The difference between a great idea and a successful business boils down to someone’s decision to take a leap and build a company in earnest. If you’re ready to begin your business journey but feel confused, anxious, or stuck waiting for the perfect time, we’ve got some advice from business leaders and entrepreneurs who know what it’s like to build a business from scratch -- and will help you make your move, too.
Challenge Your Idea
Silicon Valley Start-Up Mentor and Close.io CEO Steli Efti believes that in order to create a sustainable business, you need to begin by being more interested in seeing and addressing a problem than in implementing a particular solution. He says that being too in love with your own innovation is “one of the most painful and common mistakes I see first-time entrepreneurs make.” Do not gaze at the splendor of your idea. Instead, find a challenge that you can work to meet, over and over again.
Dump the Perfect Excuse
For many, the pursuit of perfection can become an excuse for never getting anything substantial done. Instead of working toward perfecting your business idea, focus on building a company that values continual improvement. That way, you don’t run the risk of stymying progress by being afraid to take risk. Lewis Howes, the author of best-selling book and host of the podcast, The School of Greatness, says, "Don't let perfectionism cripple you. Launch as soon as possible and adapt."
Founder of WPBeginner, Syed Balkhi agrees, recommending that you pitch your idea “as soon as you have the bare bones...together.” Once your startup is up and running, you can continue to polish your product. In Balkhi’s concise words, “innovation is messy. Test. Learn. Improve.”

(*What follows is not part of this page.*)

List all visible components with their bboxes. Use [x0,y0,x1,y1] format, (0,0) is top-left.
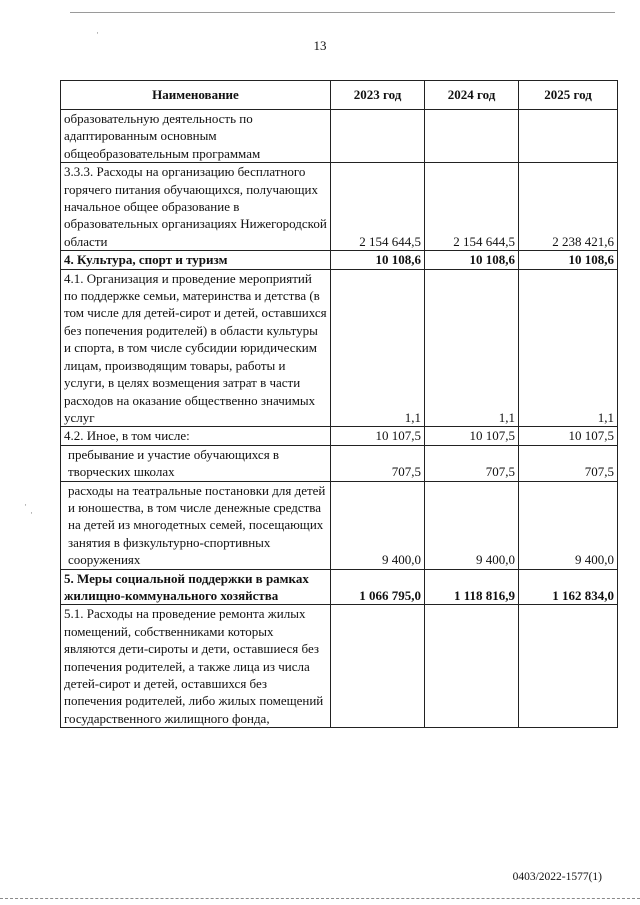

Don’t Fall for the Waiting Double Whammy
The “waiting double whammy” is an entrepreneurial phenomenon that occurs when someone waits so long for the perfect time to launch that they lose out to competitors. Stall too long and you’ll lose your ability to learn from user and market feedback -- giving a head start to competition that may be doing just that. Tara Gentile, Founder, Quiet Power Strategy, says, "waiting means [entrepreneurs are] not really learning.” Take the leap, don’t wait until you, like Gentile says, “have more information, more experience, more money, and a more perfect version." Instead, experiment: get the product to those it will serve and don’t hesitate to start improving based on the feedback you receive.

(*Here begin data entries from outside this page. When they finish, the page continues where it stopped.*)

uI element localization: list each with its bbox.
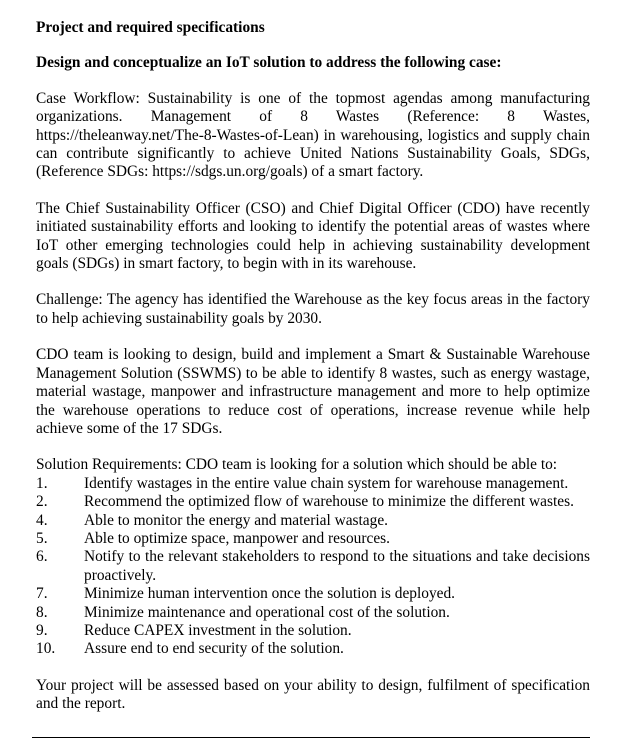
closing-paragraph: Your project will be assessed based on your ability to design, fulfilment of specification and the report. [36,676,590,713]
list-item-text: Minimize maintenance and operational cost of the solution. [84,603,450,621]
list-item-text: Able to monitor the energy and material wastage. [84,511,389,529]
list-item [36,530,590,548]
list-item-number: 5. [36,529,48,547]
list-item-number: 9. [36,621,48,639]
list-item-text: Able to optimize space, manpower and resources. [84,529,390,547]
list-item [36,622,590,640]
cdo-team-paragraph: CDO team is looking to design, build and implement a Smart & Sustainable Warehouse Management Solution (SSWMS) to be able to identify 8 wastes, such as energy wastage, material wastage, manpower and infrastructure management and more to help optimize the warehouse operations to reduce cost of operations, increase revenue while help achieve some of the 17 SDGs. [36,346,590,437]
list-item [36,640,590,658]
list-item-text: Notify to the relevant stakeholders to respond to the situations and take decisions proactively. [84,548,590,584]
list-item-text: Identify wastages in the entire value chain system for warehouse management. [84,474,569,492]
list-item [36,604,590,622]
list-item-number: 6. [36,548,48,566]
list-item [36,475,590,493]
officers-paragraph: The Chief Sustainability Officer (CSO) and Chief Digital Officer (CDO) have recently initiated sustainability efforts and looking to identify the potential areas of wastes where IoT other emerging technologies could help in achieving sustainability development goals (SDGs) in smart factory, to begin with in its warehouse. [36,199,590,273]
list-item-number: 10. [36,640,56,658]
list-item [36,493,590,511]
list-item-text: Recommend the optimized flow of warehouse to minimize the different wastes. [84,493,574,511]
list-item-number: 8. [36,603,48,621]
list-item-text: Assure end to end security of the solution. [84,640,344,658]
bottom-divider [32,737,590,738]
list-item-number: 1. [36,474,48,492]
list-item [36,512,590,530]
list-item-text: Reduce CAPEX investment in the solution. [84,621,352,639]
list-item [36,585,590,603]
document-title: Project and required specifications [36,19,265,36]
list-item-number: 7. [36,585,48,603]
case-workflow-paragraph: Case Workflow: Sustainability is one of the topmost agendas among manufacturing organizations. Management of 8 Wastes (Reference: 8 Wastes, https://theleanway.net/The-8-Wastes-of-Lean) in warehousing, logistics and supply chain can contribute significantly to achieve United Nations Sustainability Goals, SDGs, (Reference SDGs: https://sdgs.un.org/goals) of a smart factory. [36,89,590,181]
list-item-number: 4. [36,511,48,529]
document-page [36,19,590,714]
list-item-number: 2. [36,493,48,511]
requirements-intro: Solution Requirements: CDO team is looking for a solution which should be able to: [36,456,558,474]
list-item-text: Minimize human intervention once the solution is deployed. [84,585,456,603]
list-item [36,548,590,585]
requirements-list [36,475,590,659]
document-subtitle: Design and conceptualize an IoT solution to address the following case: [36,54,502,72]
challenge-paragraph: Challenge: The agency has identified the Warehouse as the key focus areas in the factory to help achieving sustainability goals by 2030. [36,291,590,327]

Drop the Winklevoss IP Panic
Fear of intellectual property theft keeps some great ideas so secret that they never reach potential clients or collaborators. Bobby Mukherjee, CEO of Loka, expresses a hard-but-important lesson when he says, "spoiler alert for first-time entrepreneurs: ideas are worthless...it's the execution beyond the idea that really brings home the gold.” He recommends focusing less on protecting your idea and more on “meeting as many folks as possible to join your team, give you feedback, and point you in the right direction.” Time spent working to assemble a group of people who can help you actualize your idea and run your business is far more savvy than holding on to an an idea so hard that you keep it from materializing.
Your Competition are your Colleagues
Even the timeliest and most inventive ideas will ultimately end up serving another, far more advanced idea in the future so viewing everyone else in your industry as simple competitors cuts you off from a community that can help you and your business grow. Michelle Schroeder, who runs the personal finance blog, Making Sense of Cents, says that an embattled attitude, “can significantly hold you back, as you may never learn industry secrets and tips, make genuine friends, and more." In an age when start-ups can quickly succeed and fall even faster, it is critical to make connections that will build your network for the long-term. Who knows, the business people who are your competition now may end up as your colleagues down the road!